Internal causation in Slovene: Constructions with the morpheme se and experiencer datives
By: Sabina Grahek
The paper is a reanalysis of sentences traditionally labelled “involuntary state constructions” as sentences expressing internally caused events which are beyond a person’s own control; in other words, as “internal causatives” (e.g. Petru se spi ‘Peter feels like sleeping / Peter is sleepy’). The analyses of Slovene internal causatives and equivalent structures in other languages fall into two major groups: causative and noncausative analyses.
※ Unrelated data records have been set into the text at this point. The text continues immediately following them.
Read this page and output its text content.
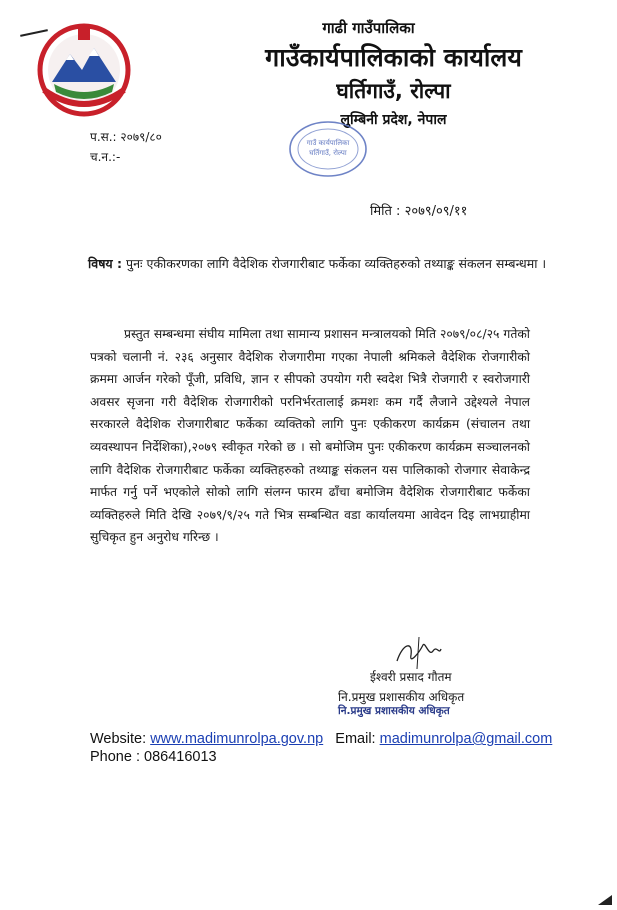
गाढी गाउँपालिका
गाउँकार्यपालिकाको कार्यालय
घर्तिगाउँ, रोल्पा
लुम्बिनी प्रदेश, नेपाल
गाउँ कार्यपालिका
घर्तिगाउँ, रोल्पा
प.स.: २०७९/८०
च.न.:-
मिति : २०७९/०९/११
विषय : पुनः एकीकरणका लागि वैदेशिक रोजगारीबाट फर्केका व्यक्तिहरुको तथ्याङ्क संकलन सम्बन्धमा ।
प्रस्तुत सम्बन्धमा संघीय मामिला तथा सामान्य प्रशासन मन्त्रालयको मिति २०७९/०८/२५ गतेको पत्रको चलानी नं. २३६ अनुसार वैदेशिक रोजगारीमा गएका नेपाली श्रमिकले वैदेशिक रोजगारीको क्रममा आर्जन गरेको पूँजी, प्रविधि, ज्ञान र सीपको उपयोग गरी स्वदेश भित्रै रोजगारी र स्वरोजगारी अवसर सृजना गरी वैदेशिक रोजगारीको परनिर्भरतालाई क्रमशः कम गर्दै लैजाने उद्देश्यले नेपाल सरकारले वैदेशिक रोजगारीबाट फर्केका व्यक्तिको लागि पुनः एकीकरण कार्यक्रम (संचालन तथा व्यवस्थापन निर्देशिका),२०७९ स्वीकृत गरेको छ । सो बमोजिम पुनः एकीकरण कार्यक्रम सञ्चालनको लागि वैदेशिक रोजगारीबाट फर्केका व्यक्तिहरुको तथ्याङ्क संकलन यस पालिकाको रोजगार सेवाकेन्द्र मार्फत गर्नु पर्ने भएकोले सोको लागि संलग्न फारम ढाँचा बमोजिम वैदेशिक रोजगारीबाट फर्केका व्यक्तिहरुले मिति देखि २०७९/९/२५ गते भित्र सम्बन्धित वडा कार्यालयमा आवेदन दिइ लाभग्राहीमा सुचिकृत हुन अनुरोध गरिन्छ ।
ईश्वरी प्रसाद गौतम
नि.प्रमुख प्रशासकीय अधिकृत
नि.प्रमुख प्रशासकीय अधिकृत
Website: www.madimunrolpa.gov.np Email: madimunrolpa@gmail.com
Phone : 086416013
I show that Slovene data provide evidence in support of causative analysis, rather than modal (Rivero & Milojević Sheppard 2003) or the null FEEL-LIKE analysis (Marušič & Žaucer 2006).
Furthermore, the evidence I present supports the view that Slovene internal causatives are monoclausal structures, with se functioning as a role-reducing operator and the Experiencer dative as an indirect object (as argued by Moore & Perlmutter (2000) for Russian), rather than a syntactic subject (Marušič & Žaucer 2006) or an adjunct (Rivero & Milojević Sheppard 2003). This study, carried out within the Government and Binding Theory and current generative theories of argument structure, also puts forward a unified approach to Slovene internal causatives and anticausatives (e.g. Vaza se razbije ‘The vase breaks’) as a single class of derived causatives based on the role of se during their derivation. I discuss syntactic and semantic similarities between Slovene internal causatives and anticausatives to provide evidence that both types of causative sentences display the same “causative se”, which reduces the external argument of a verb in the lexicon. In addition, I point out that syntactic differences between Slovene internal causatives and anticausatives, regarding their external arguments and the transitivity properties, are not evidence against the unified treatment, since they are independent of se. Finally, this paper compares causative se with other types of se in Slovene and briefly outlines my unified analysis of se, which assumes that se in all its manifestations represents the same non-referential morpheme, and that the impact of se on a verb’s argument structure is determined by the properties of different classes of input verbs, rather than any inherent properties of se.